Short answer:
No, one credit doesn’t always equal one API call.
For some endpoints, especially in the Market Data API, credit usage depends on the volume of data returned, not just the number of requests.
How Credit Usage Works for the Market Data REST API
Endpoints such as historical trades, quotes, or OHLCV lists accept a limit parameter.
When this parameter is used, billing is based on data points, not per-call billing.
Rule:
Every 100 data points = 1 credit (rounded up).
Examples:
| Request | Data Points Returned | Credits Charged |
| GET /v1/ohlcv/BTC/USD/latest | 1 | 1 credit |
| GET /v1/trades/history?limit=100 | 100 | 1 credit |
| GET /v1/trades/history?limit=250 | 250 | 3 credits |
This approach ensures fairness between lightweight users and those performing heavy historical or multi-symbol queries.
Example Calculation
Let’s say you want to get 1-second interval OHLCV data for one symbol over one full day:
- Total seconds per day = 24 × 60 × 60 = 86,400 data points
- Credit cost = 86,400 ÷ 100 = 864 credits
- PAYG tier rate = $5.26/1,000 credits
- Approximate cost = $4.54 for that query
This transparent model makes it easy to forecast your data costs before running large-scale jobs.

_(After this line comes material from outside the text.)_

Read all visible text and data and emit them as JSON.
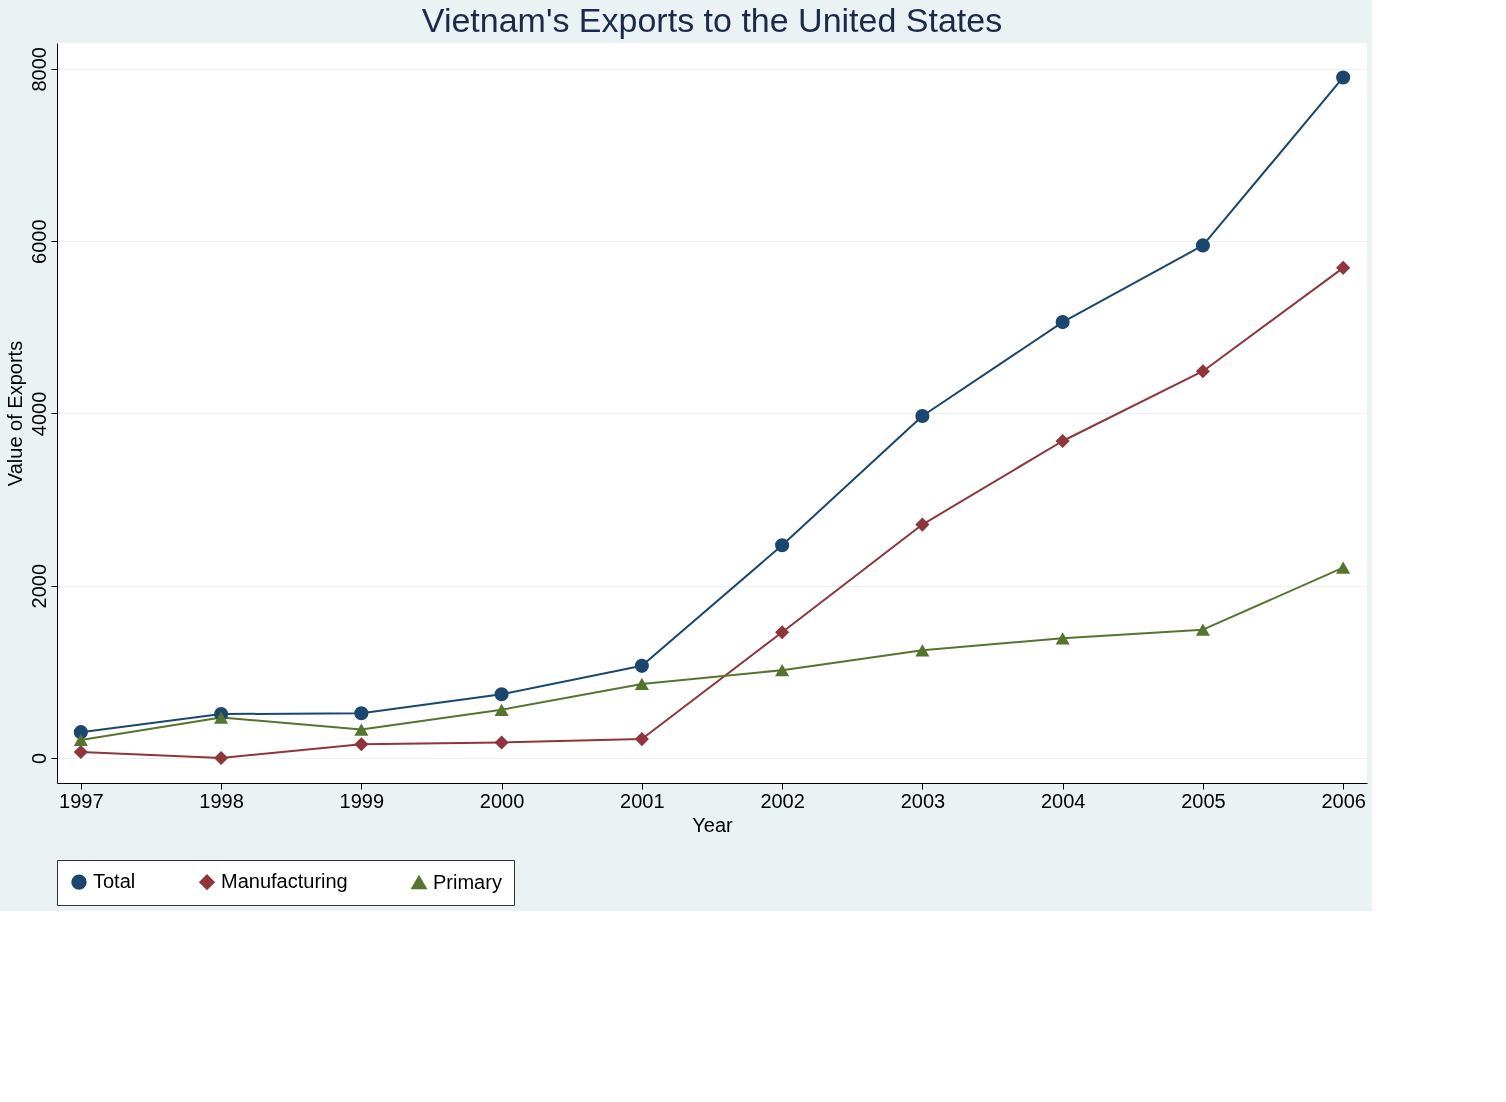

How Credits Translate Into Pricing
REST API credits are priced on a tiered, daily reset structure, meaning that high-volume users automatically receive lower rates.
Credits are always billed per 1,000 units, with rates decreasing as your daily usage grows.
Pay As You Go example:
| Usage | Rate | Cost |
| First 1,000 credits | $5.26 / 1k | $5.26 |
| Next 1,500 credits | $2.63 / 1k | $3.95 |
| Total (2,500 credits) | $9.21 |
Professional Plan example:
| Usage | Rate | Cost |
| First 100,000 credits (quota) | Included | $0.00 |
| Next 50,000 credits | $0.20 / 1k | $10.00 |
| Total cost (150,000 credits) | $10.00 extra per day |
This tiered logic rewards active users and makes scaling predictable for enterprise teams.
REST vs. Streaming vs. FIX Pricing Models
| Protocol | Billing Metric | Notes |
| REST (Market Data) | 1 credit per 100 data points | Ideal for on-demand historical queries |
| WebSocket (Tier 1 Data) | Measured in GB (trade/quote/order book data) | Starts at $1.00/GB, decreasing with higher usage |
| WebSocket (Tier 2 Data) | Measured in MB (metadata, OHLCV, exchange rates) | Starts at $0.0625/MB, dropping with scale |
| FIX API | Per Connection-Hour (CH) | 1 FIX connection = 1 CH/hour; additional CH = $0.85 |
Each API type uses units that reflect resource intensity, data volume for WebSocket, query volume for REST, and connection time for FIX.
Why 1 Credit ≠ 1 Call
Flat credit-per-call pricing would be misleading for data-heavy workloads.
In practice, credit consumption varies with:
| Factor | Description | Example Impact |
| Data complexity | Level of granularity | Tick or L3 data > OHLCV |
| Time range | Historical depth | 1 month > 1 day |
| Exchange scope | Number of markets in one call | Multi-exchange query > single exchange |
So while a metadata query may only cost 1 credit, a full-depth order book or multi-year tick history request could consume dozens - even hundreds - of credits.
Tips to Optimize Credit Usage
- Batch requests efficiently: Avoid overlapping symbol/time ranges.
- Cache static data: Reuse metadata (symbols, assets, exchanges).
- Use streaming: Continuous WebSocket feeds are more credit-efficient for live updates.
- Schedule heavy jobs: Run large backfills during off-peak hours to improve performance.
Following these practices can reduce credit usage by 30–50% without sacrificing coverage.
Related FAQs
- API Rate Limits and Credit Consumption Guide. CoinAPI Usage and Billing Explained
- What you get with a free crypto API from CoinAPI ($25 credits)
- How to Use CoinAPI effectively Without Exceeding Free Credits
Summary
Credits are the currency of data access, but they don’t always map 1:1 with API calls.
CoinAPI’s pricing is transparent, whether you use REST, WebSocket, or FIX, aligning cost with the true volume of data processed rather than arbitrary call counts.
This ensures predictable scaling and fair billing for both small developers and enterprise-level trading systems.